The Soul of the Stranger
Joy Ladin
If God were committed to the gender binary idea that people are unchangeably defined by the gender roles we are assigned at birth, then either Esau would have been destined to inherit Isaac’s relationship with God, or Jacob would have been born first. But as God reveals to Rebekah before the twins are born, God intends for the younger brother to usurp the elder, prenatally linking God’s blessing to trans experience.
(24) When [Rebecca's] time to give birth was at hand, there were twins in her womb. (25) The first one emerged red, like a hairy mantle all over; so they named him Esau. (26) Then his brother emerged, holding on to the heel of Esau; so they named him Jacob. Isaac was sixty years old when they were born. (27) When the boys grew up, Esau became a skillful hunter, a man of the outdoors; but Jacob was a mild man who dwelt in tents.

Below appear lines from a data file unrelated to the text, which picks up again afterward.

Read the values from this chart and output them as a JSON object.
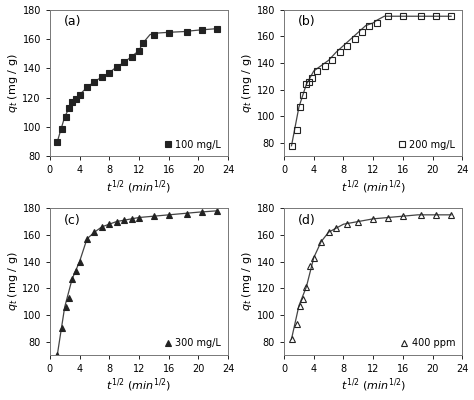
{
  "subplots": [
    {
      "label": "(a)",
      "legend": "100 mg/L",
      "marker": "s",
      "fillstyle": "full",
      "x_data": [
        1.0,
        1.7,
        2.2,
        2.6,
        3.0,
        3.5,
        4.0,
        5.0,
        6.0,
        7.0,
        8.0,
        9.0,
        10.0,
        11.0,
        12.0,
        12.5,
        14.0,
        16.0,
        18.5,
        20.5,
        22.5
      ],
      "y_data": [
        90,
        99,
        107,
        113,
        117,
        119,
        122,
        127,
        131,
        134,
        137,
        141,
        144,
        148,
        152,
        157,
        163,
        164,
        165,
        166,
        167
      ],
      "curve_x": [
        1.0,
        2.0,
        3.0,
        4.0,
        5.0,
        6.0,
        7.0,
        8.0,
        9.0,
        10.0,
        11.0,
        12.0,
        12.5,
        13.5,
        14.5,
        16.0,
        18.0,
        20.0,
        22.5
      ],
      "curve_y": [
        90,
        107,
        117,
        122,
        127,
        131,
        134,
        137,
        141,
        144,
        148,
        152,
        157,
        163,
        164,
        164.5,
        165,
        166,
        167
      ],
      "ylim": [
        80,
        180
      ],
      "yticks": [
        80,
        100,
        120,
        140,
        160,
        180
      ],
      "xlim": [
        0,
        24
      ],
      "xticks": [
        0,
        4,
        8,
        12,
        16,
        20,
        24
      ]
    },
    {
      "label": "(b)",
      "legend": "200 mg/L",
      "marker": "s",
      "fillstyle": "none",
      "x_data": [
        1.0,
        1.7,
        2.2,
        2.6,
        3.0,
        3.4,
        3.8,
        4.5,
        5.5,
        6.5,
        7.5,
        8.5,
        9.5,
        10.5,
        11.5,
        12.5,
        14.0,
        16.0,
        18.5,
        20.5,
        22.5
      ],
      "y_data": [
        78,
        90,
        107,
        116,
        124,
        126,
        129,
        134,
        138,
        142,
        148,
        153,
        158,
        163,
        168,
        170,
        175,
        175,
        175,
        175,
        175
      ],
      "curve_x": [
        1.0,
        2.0,
        3.0,
        4.0,
        5.0,
        6.0,
        7.0,
        8.0,
        9.0,
        10.0,
        11.0,
        12.0,
        12.5,
        13.5,
        14.5,
        16.0,
        18.0,
        20.0,
        22.5
      ],
      "curve_y": [
        78,
        107,
        124,
        134,
        138,
        142,
        148,
        153,
        158,
        163,
        168,
        170,
        172,
        175,
        175,
        175,
        175,
        175,
        175
      ],
      "ylim": [
        70,
        180
      ],
      "yticks": [
        80,
        100,
        120,
        140,
        160,
        180
      ],
      "xlim": [
        0,
        24
      ],
      "xticks": [
        0,
        4,
        8,
        12,
        16,
        20,
        24
      ]
    },
    {
      "label": "(c)",
      "legend": "300 mg/L",
      "marker": "^",
      "fillstyle": "full",
      "x_data": [
        1.0,
        1.7,
        2.2,
        2.6,
        3.0,
        3.5,
        4.0,
        5.0,
        6.0,
        7.0,
        8.0,
        9.0,
        10.0,
        11.0,
        12.0,
        14.0,
        16.0,
        18.5,
        20.5,
        22.5
      ],
      "y_data": [
        70,
        90,
        106,
        113,
        127,
        133,
        140,
        157,
        162,
        166,
        168,
        170,
        171,
        172,
        173,
        174,
        175,
        176,
        177,
        178
      ],
      "curve_x": [
        1.0,
        2.0,
        3.0,
        4.0,
        5.0,
        6.0,
        7.0,
        8.0,
        9.0,
        10.0,
        11.0,
        12.0,
        14.0,
        16.0,
        18.0,
        20.0,
        22.5
      ],
      "curve_y": [
        70,
        106,
        127,
        140,
        157,
        162,
        166,
        168,
        170,
        171,
        172,
        173,
        174,
        175,
        176,
        177,
        178
      ],
      "ylim": [
        70,
        180
      ],
      "yticks": [
        80,
        100,
        120,
        140,
        160,
        180
      ],
      "xlim": [
        0,
        24
      ],
      "xticks": [
        0,
        4,
        8,
        12,
        16,
        20,
        24
      ]
    },
    {
      "label": "(d)",
      "legend": "400 ppm",
      "marker": "^",
      "fillstyle": "none",
      "x_data": [
        1.0,
        1.7,
        2.2,
        2.6,
        3.0,
        3.5,
        4.0,
        5.0,
        6.0,
        7.0,
        8.5,
        10.0,
        12.0,
        14.0,
        16.0,
        18.5,
        20.5,
        22.5
      ],
      "y_data": [
        82,
        93,
        107,
        112,
        121,
        137,
        143,
        155,
        162,
        165,
        168,
        170,
        172,
        173,
        174,
        175,
        175,
        175
      ],
      "curve_x": [
        1.0,
        2.0,
        3.0,
        4.0,
        5.0,
        6.0,
        7.0,
        8.0,
        9.0,
        10.0,
        12.0,
        14.0,
        16.0,
        18.0,
        20.0,
        22.5
      ],
      "curve_y": [
        82,
        107,
        121,
        143,
        155,
        162,
        165,
        168,
        169,
        170,
        172,
        173,
        174,
        175,
        175,
        175
      ],
      "ylim": [
        70,
        180
      ],
      "yticks": [
        80,
        100,
        120,
        140,
        160,
        180
      ],
      "xlim": [
        0,
        24
      ],
      "xticks": [
        0,
        4,
        8,
        12,
        16,
        20,
        24
      ]
    }
  ],
  "xlabel": "$t^{1/2}$ $(min^{1/2})$",
  "ylabel": "$q_t$ (mg / g)",
  "line_color": "#444444",
  "marker_color": "#222222",
  "marker_size": 4,
  "line_width": 0.9,
  "font_size": 8,
  "label_font_size": 9,
  "tick_font_size": 7
}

- What kind of man is Jacob? Esau?
- Why do you think Jacob wanted the birthright, something he was not allowed to have by right, so badly?
The Soul of the Stranger
Joy Ladin
But even after touching Jacob’s goat-skin-covered hands, Isaac knows that something is wrong: “The voice is the voice of Jacob,” he says, “yet the hands are the hands of Esau” (Gen. 27:22). The combination of Jacob’s way of talking with Esau’s hairiness gives Isaac a fleeting taste of a form of trans experience we now call “gender dysphoria”: the sometimes extreme discomfort people feel when we cannot make sense of ourselves or others in terms of gender.
The Soul of the Stranger
Joy Ladin
[T]he misrecognition in this scene represents more than Isaac’s personal failure, and more, even, than the danger of relying on the external signs of gender to identify other people: it represents the triumph of God’s will over human gender. Ever since Esau emerged from Rebekah’s womb, Isaac has been waiting to give him this blessing; ever since he was old enough to know what being firstborn meant, Esau has waited to receive it. God’s will, announced to Rebekah before the twins were born, demands that Esau be cheated out of the blessings that primogeniture has promised him, and that Jacob embrace the trans experience of presenting himself as a kind of man he isn’t in order to become the person God meant him to be: the younger who would rule the older, the third of the founding fathers of the Jewish people, the one who gives the name he later acquires, Israel, to the people who descend from him. No matter how strongly we sympathize with Isaac’s and Esau’s betrayal and disappointment, disapprove of Jacob’s fraud, or believe that when it comes to gender, biology is and should be destiny, if we identify ourselves with any of the religions and cultures that grew out of the Torah, then we have to root for Jacob to succeed in impersonating his brother and becoming the kind of man he was not born to be.